Şişkinlik genellikle ekstremitelerinizde, yüzünüzde veya karnınızda genel şişlik veya şişkinlik olarak görülür. Gaz kaynaklı gıdaları tüketmenin geçici ancak rahatsız edici bir sonucu olabilir. Bazen şişkinlik, özellikle kaynağı tanımlayabilir ve yok edebiliyorsanız tıbbi müdahale gerektirmeyebilir. Bununla birlikte, uzun süreli şişkinlik, böbrek komplikasyonları veya yüksek tansiyon gibi ciddi bir sağlık probleminin altında yatan ödem belirtisi olabilir. Sürekli yüksek tuz alımı, sıvı tutulmasına ve kronik şişkinliğe katkıda bulunur.
Sodyum ve Tuz
Mineral sodyum, diyetinizin önemli bir parçasıdır çünkü hücrelerinizin dışındaki sıvı dengesini düzenlemeye ve normal sinir uyarılarını sürdürmeye yardımcı olur. Vücudunuzun farklı yerleriyle iletişim halinde Bu biyokimyasal fonksiyonları sürdürmek için günlük diyetinizde az miktarda sodyuma ihtiyacınız vardır. Koruyucu tuz, yüzde 40 sodyum içerir. Çoğu insan sofra tuzu bir lezzet arttırıcı olarak kullanır, gıda üreticileri ise raf ömrünü korumak için gıdalara ekler. Sıvının tutulması ve şişkinleştirilmesi, yemeklere çok fazla tuz eklediğinizde veya düzenli olarak yüksek sodyumlu yiyecekler tükettiğinizde ihtiyacınız olandan daha fazla tuz elde etmenizi sağlar.
Sıvı Tutulması ve Şişirme
Böbrekler aşırı işleme tabi tutarak doğal filtreler gibi davranır. vücudunuzdaki mineraller ve sıvılar idrar yolu yoluyla. Vücudunuzu sürekli olarak tuzla bombalarsanız, böbrekleriniz ayak uyduramayabilir ve sodyum kanda birikmeye başlar. Sodyum kan dolaşımınızdaki suya bağlanır ve kan hacminin artmasına neden olur ve bu da kan damarlarınızın duvarlarında basınç oluşmasına neden olur. Biriken sodyum ve su, kan hücreleriniz arasındaki boşluklarda genişler. Sonunda, hücreler arasındaki boş alan azalır ve ciltte şişkinlik veya şişkinlik gibi görünmesine neden olur.

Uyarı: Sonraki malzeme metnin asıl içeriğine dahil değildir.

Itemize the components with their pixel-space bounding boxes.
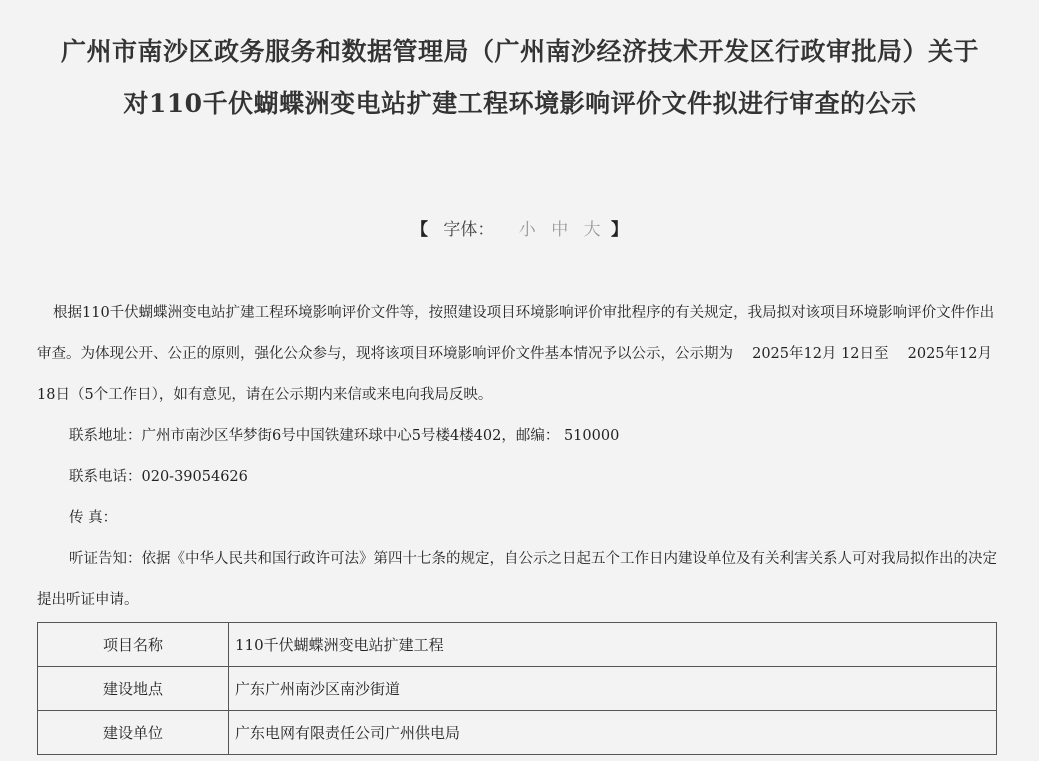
contact-phone: 联系电话：020-39054626 [69,469,248,485]
font-bar-label: 字体： [443,220,495,240]
font-size-bar [0,215,1039,240]
page-title: 广州市南沙区政务服务和数据管理局（广州南沙经济技术开发区行政审批局）关于对110千伏蝴蝶洲变电站扩建工程环境影响评价文件拟进行审查的公示 [60,37,979,118]
row-key-project-name: 项目名称 [38,623,229,667]
row-key-location: 建设地点 [38,667,229,711]
contact-fax: 传 真： [69,510,118,526]
table-row [38,711,997,755]
font-bar-close-bracket: 】 [611,220,629,240]
contact-address: 联系地址：广州市南沙区华梦街6号中国铁建环球中心5号楼4楼402，邮编： 510000 [69,428,620,444]
font-large-link[interactable]: 大 [583,220,601,240]
intro-paragraph: 根据110千伏蝴蝶洲变电站扩建工程环境影响评价文件等，按照建设项目环境影响评价审批程序的有关规定，我局拟对该项目环境影响评价文件作出审查。为体现公开、公正的原则，强化公众参与，现将该项目环境影响评价文件基本情况予以公示，公示期为 2025年12月 12日至 2025年12月18日（5个工作日），如有意见，请在公示期内来信或来电向我局反映。 [37,305,995,403]
hearing-notice: 听证告知：依据《中华人民共和国行政许可法》第四十七条的规定，自公示之日起五个工作日内建设单位及有关利害关系人可对我局拟作出的决定提出听证申请。 [37,551,997,608]
row-value-builder: 广东电网有限责任公司广州供电局 [229,711,997,755]
project-info-table [37,622,997,755]
project-info-table-wrap [37,622,997,755]
font-medium-link[interactable]: 中 [551,220,569,240]
font-small-link[interactable]: 小 [518,220,536,240]
table-row [38,667,997,711]
table-row [38,623,997,667]
row-value-location: 广东广州南沙区南沙街道 [229,667,997,711]
row-key-builder: 建设单位 [38,711,229,755]
font-bar-open-bracket: 【 [410,220,428,240]
notice-body [37,293,997,621]
row-value-project-name: 110千伏蝴蝶洲变电站扩建工程 [229,623,997,667]
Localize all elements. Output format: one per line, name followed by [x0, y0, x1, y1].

Aşırı Tuz Alımının Komplikasyonları
Şişkinliğin kalıcı görünümü, hasarlı böbrekleri veya yüksek tansiyonu gösterebilir. Her iki durumda da teşhis ve tedavi için doktorunuza danışmalısınız. Her iki durum da ciddi olabilir ve tıbbi tedaviyle birlikte diyet değişikliklerini garanti eder. Düşük sodyumlu diyet, böbreklerinizin sıvı dengesini düzgün bir şekilde korumak için gerekenden daha fazla çalışmasını engelleyebilir. Yüksek tansiyon durumunda, düşük sodyumlu diyet kan hacmini en aza indirmeye yardımcı olur, böylece kalbinizin daha fazla pompalanması gerekmez, bu da kalp kasınızı zayıflatabilir.
Dikkat Edilmesi Gereken Noktalar ve Önleme
Amerikan Kalbi Birlik, yüksek kan basıncı ve böbrek hastalığı riskinizi azaltmak için günlük tuz ve sodyum tüketiminizi 1,500 mg veya daha az ile sınırlamanızı önerir. MayoClinic.com'a göre ortalama bir Amerikalı günde 3,400 mg sodyum alıyor ve bu da sağlıklı alım tavsiyelerinin çok üstünde. Dondurulmuş akşam yemekleri, kurutulmuş etler, fast food veya konserve yiyecekler gibi işlenmiş gıdaların tüketimini sınırlandırarak yüksek tuz alımıyla ilişkili şişkinliği ve ciddi sağlık komplikasyonlarını önleyin. Taze meyve veya sebzeleri, ızgara balık veya pişmiş tavuk gibi yağsız eti tercih edin ve sofra tuzu atlayın. Servis başına sodyum içeriği için gıda etiketlerini okuyun ve sağlık gereksinimlerinize dayalı öneriler için doktorunuza danışın.